Le sol, relégué au second plan du métier

La recherche de gains de productivité a profondément modifié les pratiques des agriculteurs et agricultrices. D’après Ariane Chabert et Jean-Pierre Sarthou, ce qui a façonné l’agriculture moderne c’est également l’idée que les éléments nécessaires à la croissance des plantes peuvent être apportés par des engrais chimiques. Le rôle du sol et sa qualité intrinsèque ont ainsi été relégués au second plan. Cette rupture a eu pour effet d’augmenter la dépendance de l’agriculture aux intrants industriels chimiques. Le recul des paysages bocagers – haies et arbres – témoigne de cet affaiblissement du lien entre les agriculteurs et la terre qu’ils cultivent. Cette dernière est régulièrement réduite à ses seules fonctions productives. Or, par nature et de par la surface qu’elle occupe sur le territoire, la terre agricole constitue un réservoir potentiel de vie, tout en soutenant les rendements, comme le démontrent les systèmes inspirés de l’agroécologie. À ce titre, l’agriculture et le prix de la terre peuvent constituer des leviers stratégiques de la restauration de la biodiversité et de la santé des écosystèmes, comme le souligne une étude de la Fondation pour la recherche sur la biodiversité.

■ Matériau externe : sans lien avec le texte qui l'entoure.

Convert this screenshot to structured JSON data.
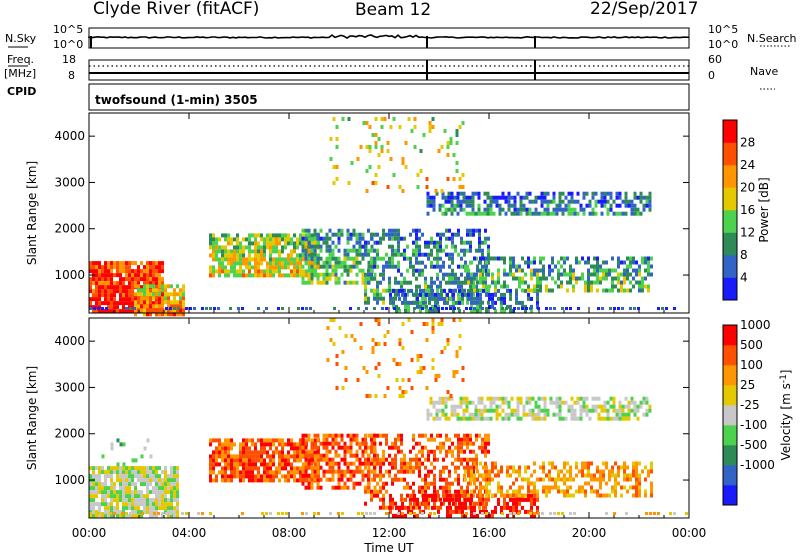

Le prix de la sécurité alimentaire

Quel est l’impact du changement climatique sur la capacité de l’agriculture à nous nourrir ? Dans sa publication Agriculture et climat : l’urgence de s’adapter, Carbone 4 décrit le fort degré d’exposition de l’agriculture, et du système agroalimentaire, aux aléas climatiques : « vagues de chaleur de plus en plus intenses et fréquentes, modification des régimes de précipitations menant à une alternance de sécheresses et d’inondations, épisodes de gel tardif « .
Outre notre capacité à décarboner nos activités, se pose la double question de l’accès à l’alimentation pour toutes et tous et, lié à celle-ci, de la résilience de notre système alimentaire régional face aux changements climatiques – pour les productions locales – et face aux risques d’approvisionnement – pour celles plus lointaines. Ces derniers risques semblent contenus à ce stade. Ils ne se sont pas traduits par des pénuries, même si la récente hausse des prix alimentaires a placé de nombreuses personnes en difficulté. En Maine-et-Loire, la distribution de repas par l’association Les Restos du Coeur a ainsi augmenté de 23% en un an.
L’outil agricole local est-il bien dimensionné ? Les débouchés des entreprises agricoles et alimentaires de la région dépassent les besoins régionaux. À titre d’exemple, le taux d’approvisionnement local en lait de vache atteint 320%. Le seul ciblage de l’autonomie alimentaire de la région constituerait un manque à gagner pour un certain nombre d’exploitations et industriels de la filière. Difficile, dans ses conditions, d’attendre du seul monde agricole, qu’il mène une transformation d’ampleur alors même que la profession attire moins et peine à rémunérer décemment celles et ceux qui la pratique.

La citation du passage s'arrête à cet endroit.